Typically, we have point-referenced or geostatistical data where our outcome is \(Y(s)\) where \(s\in \mathbb{R}^d\) and \(s\) varies continuously. \(s\) may be a point on the globe referenced by its longitude and latitude or a point in another coordinate system. We are typically interested in the relationships between the outcome and explanatory variables and making predictions at locations where we do not have data. We will use that points closer to each other in space are more likely to be similar in value in our endeavors.
Below, we have mapped the value of zinc concentration (coded by color) at 155 spatial locations in a flood plain of the Meuse River in the Netherlands. We might be interested in explaining the variation in zinc concentrations in terms of the distance to the river, flooding frequency, soil type, land use, etc. After building a model to predict the mean zinc concentration, we could use that model to help us understand the current landscape and to make predictions. Remember that to make predictions, we have to observe these characteristics at other spatial locations.
require(sp)
require(ggmap)
data(meuse)
ggplot(meuse, aes(x = x, y = y, color = zinc)) +
geom_point() +
scale_color_viridis_c() +
coord_equal() +
theme_minimal()
We may not be able to collect data at that fine granularity of spatial location due to a lack of data or to protect the confidentiality of individuals. Instead, we may have areal or lattice or discrete data such that we have aggregate data that summarizes observations within a spatial boundary such as a county or state (or country or within a square grid). In this circumstance, we think that spatial areas are similar if they are close (share a boundary, centers are close to each other, etc.) We must consider correlation based on factors other than longitude and latitude.

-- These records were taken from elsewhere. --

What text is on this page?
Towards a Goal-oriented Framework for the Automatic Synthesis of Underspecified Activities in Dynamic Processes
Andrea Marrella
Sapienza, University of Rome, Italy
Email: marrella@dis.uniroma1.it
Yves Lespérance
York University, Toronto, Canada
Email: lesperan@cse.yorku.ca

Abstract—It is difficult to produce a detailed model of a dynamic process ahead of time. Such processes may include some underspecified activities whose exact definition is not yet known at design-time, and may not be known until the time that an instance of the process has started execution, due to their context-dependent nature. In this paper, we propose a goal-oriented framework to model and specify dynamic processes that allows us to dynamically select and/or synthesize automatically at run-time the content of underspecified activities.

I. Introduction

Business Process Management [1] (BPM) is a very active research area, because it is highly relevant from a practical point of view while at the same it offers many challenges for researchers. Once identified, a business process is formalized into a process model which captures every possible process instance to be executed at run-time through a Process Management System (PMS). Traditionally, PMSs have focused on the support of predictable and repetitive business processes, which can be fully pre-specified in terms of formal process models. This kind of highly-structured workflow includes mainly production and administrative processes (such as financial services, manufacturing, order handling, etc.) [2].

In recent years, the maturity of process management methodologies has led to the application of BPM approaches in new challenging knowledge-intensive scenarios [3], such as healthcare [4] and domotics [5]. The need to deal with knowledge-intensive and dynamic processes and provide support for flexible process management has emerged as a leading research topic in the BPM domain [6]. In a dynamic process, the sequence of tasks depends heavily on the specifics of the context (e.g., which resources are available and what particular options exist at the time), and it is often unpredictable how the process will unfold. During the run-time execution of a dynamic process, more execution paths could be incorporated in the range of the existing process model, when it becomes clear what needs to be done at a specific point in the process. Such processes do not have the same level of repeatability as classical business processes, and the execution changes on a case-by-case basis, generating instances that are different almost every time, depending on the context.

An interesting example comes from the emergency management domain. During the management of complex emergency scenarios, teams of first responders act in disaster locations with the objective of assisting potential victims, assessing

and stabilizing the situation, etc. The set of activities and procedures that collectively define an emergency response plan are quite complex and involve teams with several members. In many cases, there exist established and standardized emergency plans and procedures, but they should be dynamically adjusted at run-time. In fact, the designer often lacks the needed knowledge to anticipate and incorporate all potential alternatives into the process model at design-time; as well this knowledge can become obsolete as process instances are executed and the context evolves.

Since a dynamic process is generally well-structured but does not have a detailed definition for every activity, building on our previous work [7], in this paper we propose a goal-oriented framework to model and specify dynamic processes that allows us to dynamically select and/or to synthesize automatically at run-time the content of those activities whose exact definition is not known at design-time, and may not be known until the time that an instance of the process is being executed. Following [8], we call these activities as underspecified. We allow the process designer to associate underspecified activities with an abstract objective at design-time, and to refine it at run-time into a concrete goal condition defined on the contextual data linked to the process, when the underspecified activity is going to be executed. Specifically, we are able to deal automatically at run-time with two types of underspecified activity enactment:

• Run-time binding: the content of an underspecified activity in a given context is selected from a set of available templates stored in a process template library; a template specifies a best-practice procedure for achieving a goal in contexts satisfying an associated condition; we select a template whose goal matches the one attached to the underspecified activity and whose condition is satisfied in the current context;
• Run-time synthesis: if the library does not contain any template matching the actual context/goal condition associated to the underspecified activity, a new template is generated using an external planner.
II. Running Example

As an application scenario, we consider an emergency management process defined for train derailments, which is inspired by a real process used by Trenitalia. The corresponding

Below, we have mapped the rate of sudden infant death syndrome (SIDS) for countries in North Carolina in 1974. We might be interested in explaining the variation in country SIDS rates in terms of population size, birth rate, and other factors that might explain county-level differences. After building a model to predict the mean SIDS rate, we could use that model to help us understand the current public health landscape, and we can use it to make predictions in the future.
library(sf)
nc <- st_read(system.file("shapes/sids.shp", package="spData")[1], quiet=TRUE)
st_crs(nc) <- "+proj=longlat +datum=NAD27"

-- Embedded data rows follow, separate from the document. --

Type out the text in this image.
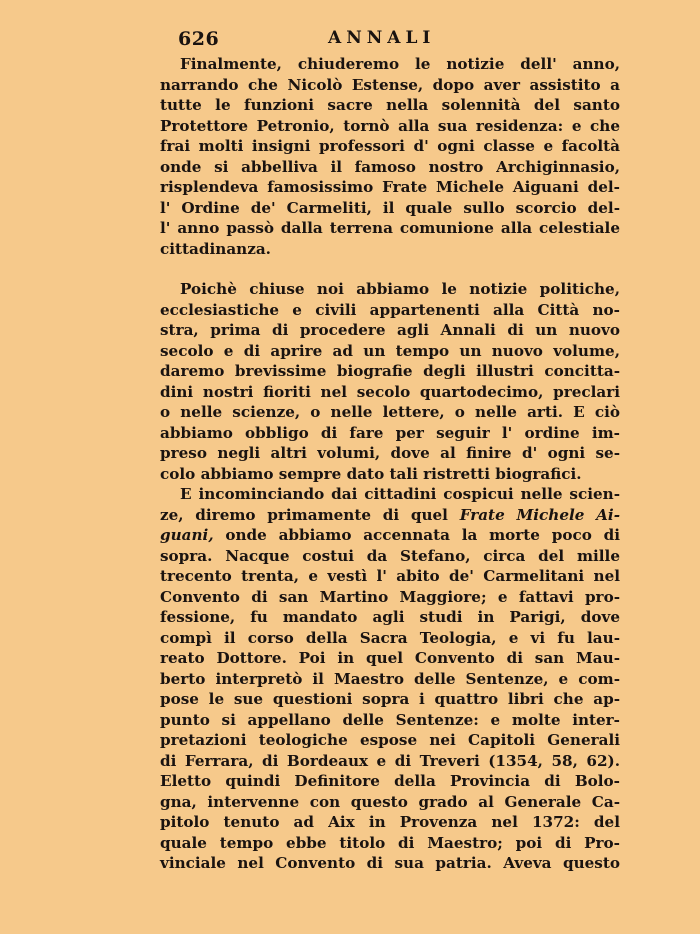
626	ANNALI
Finalmente, chiuderemo le notizie dell' anno,
narrando che Nicolò Estense, dopo aver assistito a
tutte le funzioni sacre nella solennità del santo
Protettore Petronio, tornò alla sua residenza: e che
frai molti insigni professori d' ogni classe e facoltà
onde si abbelliva il famoso nostro Archiginnasio,
risplendeva famosissimo Frate Michele Aiguani del-
l' Ordine de' Carmeliti, il quale sullo scorcio del-
l' anno passò dalla terrena comunione alla celestiale
cittadinanza.
Poichè chiuse noi abbiamo le notizie politiche,
ecclesiastiche e civili appartenenti alla Città no-
stra, prima di procedere agli Annali di un nuovo
secolo e di aprire ad un tempo un nuovo volume,
daremo brevissime biografie degli illustri concitta-
dini nostri fioriti nel secolo quartodecimo, preclari
o nelle scienze, o nelle lettere, o nelle arti. E ciò
abbiamo obbligo di fare per seguir l' ordine im-
preso negli altri volumi, dove al finire d' ogni se-
colo abbiamo sempre dato tali ristretti biografici.
E incominciando dai cittadini cospicui nelle scien-
ze, diremo primamente di quel Frate Michele Ai-
guani, onde abbiamo accennata la morte poco di
sopra. Nacque costui da Stefano, circa del mille
trecento trenta, e vestì l' abito de' Carmelitani nel
Convento di san Martino Maggiore; e fattavi pro-
fessione, fu mandato agli studi in Parigi, dove
compì il corso della Sacra Teologia, e vi fu lau-
reato Dottore. Poi in quel Convento di san Mau-
berto interpretò il Maestro delle Sentenze, e com-
pose le sue questioni sopra i quattro libri che ap-
punto si appellano delle Sentenze: e molte inter-
pretazioni teologiche espose nei Capitoli Generali
di Ferrara, di Bordeaux e di Treveri (1354, 58, 62).
Eletto quindi Definitore della Provincia di Bolo-
gna, intervenne con questo grado al Generale Ca-
pitolo tenuto ad Aix in Provenza nel 1372: del
quale tempo ebbe titolo di Maestro; poi di Pro-
vinciale nel Convento di sua patria. Aveva questo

row.names(nc) <- as.character(nc$FIPSNO)
ggplot(nc, aes(fill = SID74)) +
geom_sf() +
scale_fill_gradient(low='white',high='red') +
labs(title = "SIDS (sudden infant death syndrome) in North Carolina") +
theme_classic()
In some disciplines, we may be most interested in the locations themselves and study the point patterns or point processes to try and determine any structure in the locations.
The data below record the locations of 126 pine saplings in a Finnish forest, including their heights and diameters. We might be interested if there are any patterns in the location of the pines. Is it uniform? Is there clustering? Are there optimal distances between pines such that they’ll only grow if they are far enough away from each other (repelling each other)?